52L’art de Gibran manifeste ici sa maîtrise totale. De tous les « christs » recensés, celui-ci, comme en prélude à Jésus, le fils de l’homme, est assurément le plus achevé  [52].

53Dans Jésus, le fils de l’homme (1928), Gibran « invente » son propre Christ. Il est hautement significatif que l’idée première de l’œuvre soit née d’une « illumination » le 12 novembre 1926 qui l’amène à interrompre la suite du Prophète[53]. Gibran, qui avait commencé sa carrière d’écrivain avec un article intitulé « Vision »  [54], va livrer ici sa dernière grande œuvre sous la forme d’une vaste fresque, tour à tour lyrique, épique, réaliste et symboliste.
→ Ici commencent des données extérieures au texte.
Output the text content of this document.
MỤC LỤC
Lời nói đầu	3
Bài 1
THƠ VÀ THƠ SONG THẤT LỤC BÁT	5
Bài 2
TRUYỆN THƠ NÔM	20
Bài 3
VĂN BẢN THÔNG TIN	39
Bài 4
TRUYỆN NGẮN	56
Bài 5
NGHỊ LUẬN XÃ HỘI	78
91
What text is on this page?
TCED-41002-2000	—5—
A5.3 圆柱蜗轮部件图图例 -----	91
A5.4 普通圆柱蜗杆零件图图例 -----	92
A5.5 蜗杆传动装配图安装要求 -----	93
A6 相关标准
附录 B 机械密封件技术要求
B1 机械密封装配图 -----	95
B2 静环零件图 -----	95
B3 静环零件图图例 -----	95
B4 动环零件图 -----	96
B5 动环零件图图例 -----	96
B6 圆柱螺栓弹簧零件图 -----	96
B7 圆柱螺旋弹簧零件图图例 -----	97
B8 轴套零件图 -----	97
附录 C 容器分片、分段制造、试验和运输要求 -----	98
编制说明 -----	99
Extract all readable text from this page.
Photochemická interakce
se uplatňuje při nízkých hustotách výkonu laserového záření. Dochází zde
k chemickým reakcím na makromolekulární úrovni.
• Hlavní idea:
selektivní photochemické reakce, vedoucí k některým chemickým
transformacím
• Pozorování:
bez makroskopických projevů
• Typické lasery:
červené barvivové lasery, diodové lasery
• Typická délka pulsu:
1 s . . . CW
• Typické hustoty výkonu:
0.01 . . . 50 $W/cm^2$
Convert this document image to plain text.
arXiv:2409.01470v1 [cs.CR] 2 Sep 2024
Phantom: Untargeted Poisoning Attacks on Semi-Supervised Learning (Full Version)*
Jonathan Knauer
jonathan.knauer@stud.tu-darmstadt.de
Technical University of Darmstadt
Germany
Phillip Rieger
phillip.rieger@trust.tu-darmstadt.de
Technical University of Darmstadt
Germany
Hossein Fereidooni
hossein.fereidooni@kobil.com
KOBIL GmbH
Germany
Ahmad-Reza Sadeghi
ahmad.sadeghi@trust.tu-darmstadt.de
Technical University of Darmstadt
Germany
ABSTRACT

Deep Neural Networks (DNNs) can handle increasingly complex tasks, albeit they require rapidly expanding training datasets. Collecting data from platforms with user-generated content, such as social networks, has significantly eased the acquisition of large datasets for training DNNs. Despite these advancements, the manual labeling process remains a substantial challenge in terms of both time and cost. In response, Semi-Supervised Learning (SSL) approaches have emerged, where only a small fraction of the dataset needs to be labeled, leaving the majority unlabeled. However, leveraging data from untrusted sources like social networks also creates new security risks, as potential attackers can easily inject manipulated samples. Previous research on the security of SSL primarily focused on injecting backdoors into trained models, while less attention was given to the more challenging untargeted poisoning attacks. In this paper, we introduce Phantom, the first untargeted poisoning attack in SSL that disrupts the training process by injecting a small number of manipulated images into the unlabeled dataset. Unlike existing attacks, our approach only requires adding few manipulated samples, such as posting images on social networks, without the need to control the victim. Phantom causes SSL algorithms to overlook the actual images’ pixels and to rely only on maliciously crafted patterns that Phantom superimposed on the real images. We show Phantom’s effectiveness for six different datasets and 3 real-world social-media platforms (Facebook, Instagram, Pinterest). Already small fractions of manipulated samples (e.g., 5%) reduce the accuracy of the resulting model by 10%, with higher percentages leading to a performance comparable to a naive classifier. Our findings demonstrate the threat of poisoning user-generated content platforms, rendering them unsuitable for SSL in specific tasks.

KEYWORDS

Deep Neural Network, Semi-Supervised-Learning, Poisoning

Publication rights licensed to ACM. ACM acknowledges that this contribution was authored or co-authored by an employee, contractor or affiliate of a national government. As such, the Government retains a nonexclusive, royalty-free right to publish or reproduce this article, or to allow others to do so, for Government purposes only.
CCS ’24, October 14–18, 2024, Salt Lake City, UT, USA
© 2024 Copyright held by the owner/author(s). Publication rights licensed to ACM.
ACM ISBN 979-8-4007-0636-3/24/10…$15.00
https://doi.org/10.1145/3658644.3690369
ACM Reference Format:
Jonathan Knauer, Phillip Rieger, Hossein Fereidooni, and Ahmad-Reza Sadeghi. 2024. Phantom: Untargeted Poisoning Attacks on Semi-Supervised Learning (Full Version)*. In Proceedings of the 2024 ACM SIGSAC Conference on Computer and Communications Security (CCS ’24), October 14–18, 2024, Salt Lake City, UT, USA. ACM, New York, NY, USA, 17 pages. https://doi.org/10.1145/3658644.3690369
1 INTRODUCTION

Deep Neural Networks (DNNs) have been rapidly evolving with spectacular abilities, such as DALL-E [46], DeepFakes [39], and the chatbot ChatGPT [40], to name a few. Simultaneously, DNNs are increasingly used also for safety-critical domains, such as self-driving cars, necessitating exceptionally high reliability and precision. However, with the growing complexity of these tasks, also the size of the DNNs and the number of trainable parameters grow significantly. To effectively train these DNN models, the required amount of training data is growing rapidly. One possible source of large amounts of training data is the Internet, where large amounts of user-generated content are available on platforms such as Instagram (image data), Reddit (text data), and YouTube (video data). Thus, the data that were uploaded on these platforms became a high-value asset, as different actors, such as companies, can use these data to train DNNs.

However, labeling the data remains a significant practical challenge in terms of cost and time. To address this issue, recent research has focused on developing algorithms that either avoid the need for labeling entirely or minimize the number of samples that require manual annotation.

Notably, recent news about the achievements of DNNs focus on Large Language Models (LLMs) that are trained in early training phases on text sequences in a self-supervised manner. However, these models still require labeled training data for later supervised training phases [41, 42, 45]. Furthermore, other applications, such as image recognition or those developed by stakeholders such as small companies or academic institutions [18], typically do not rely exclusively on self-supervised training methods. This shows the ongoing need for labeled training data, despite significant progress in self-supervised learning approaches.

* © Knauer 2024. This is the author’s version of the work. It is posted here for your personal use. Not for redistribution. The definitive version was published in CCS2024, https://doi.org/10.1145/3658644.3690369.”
En s’inspirant sans doute de Carlyle, d’Emerson, surtout de Blake, mais aussi de Renan et sa Vie de Jésus (1863)  [55], Gibran construit une nouvelle image du Christ, proche de ce qu’on peut tenir pour un double, pour un mythe personnel, à coup sûr. Il en vient à privilégier Jésus, fils de l’Homme au Christ fils de Dieu : Jésus est pleinement un homme sur le chemin qui, de « la myrrhe à l’encens », le mène au divin. C’est la voie du dépassement spirituel, inséparable d’une conception de la création visionnaire, qu’elle soit verbale ou picturale. Mais il y a plus : Jésus est conçu comme la somme de soixante-dix-sept témoignages ou prises de parole ou de visions qui singularisent ceux qui furent ses contemporains. On voudrait parler d’une « comédie humaine » où se côtoient les apôtres, les témoins des trois dernières années de la carrière terrestre de Jésus, et des personnages inventés (marchands, philosophes, poètes). C’est « Un homme du Liban dix-neuf siècles après » qui ferme le cortège : une voix par laquelle Gibran se met en scène, en poète visionnaire qui loue et acclame le plus grand poète dans l’histoire de l’Humanité, le « Maître » (le mot avait servi, on s’en souvient, pour louer l’artiste supérieur, Rodin) :

54

Maître, Maître poète,
Maître de nos désirs silencieux […]
Maître, Maître de la lumière […].
Mais Maître, cœur céleste, chevalier de notre plus beau rêve,
Tu parcours encore notre jour présent […].  [56]

55Si la présence active de Blake est l’une des composantes du monde gibranien, il convient de voir comment l’action déterminante de ce modèle prestigieux s’inscrit dans un contexte que nous n’hésitons pas à appeler, en empruntant la notion au comparatisme, une « thématique d’époque ». Cette notion ne vise pas à accréditer l’existence d’un « esprit du temps », d’un Zeitgeist qui pourrait encore être suspect aux yeux de certains, mais à trouver des relais possibles dont la présence accompagnante aux côtés de Gibran permet de mieux situer et de mieux comprendre son projet créateur.

56Pour mieux « voir » l’œuvre de Gibran, il resterait en effet à la situer par rapport à d’autres œuvres de la même obédience symboliste de la fin du XIXe siècle, comme le « Christ » d’Eugène Carrière  [57], ou le Christ au visage « sauvage » (1880) d’Odilon Redon (1840-1916) ou encore plus fantaisiste, pour ne pas dire fantastique, comme le « Christ » de Jean Delville  [58], trois artistes occidentaux pour lesquels Gibran avait de l’admiration et à la comparer aussi à ces œuvres. Il y a puisé, parfois, un regard poétique et artistique « primaire » pour mieux conforter son style pictural et sa vision créatrice qui se trouve complètement « originale » et nouvelle, aux yeux de l’Orient d’antan le plus proche  [59].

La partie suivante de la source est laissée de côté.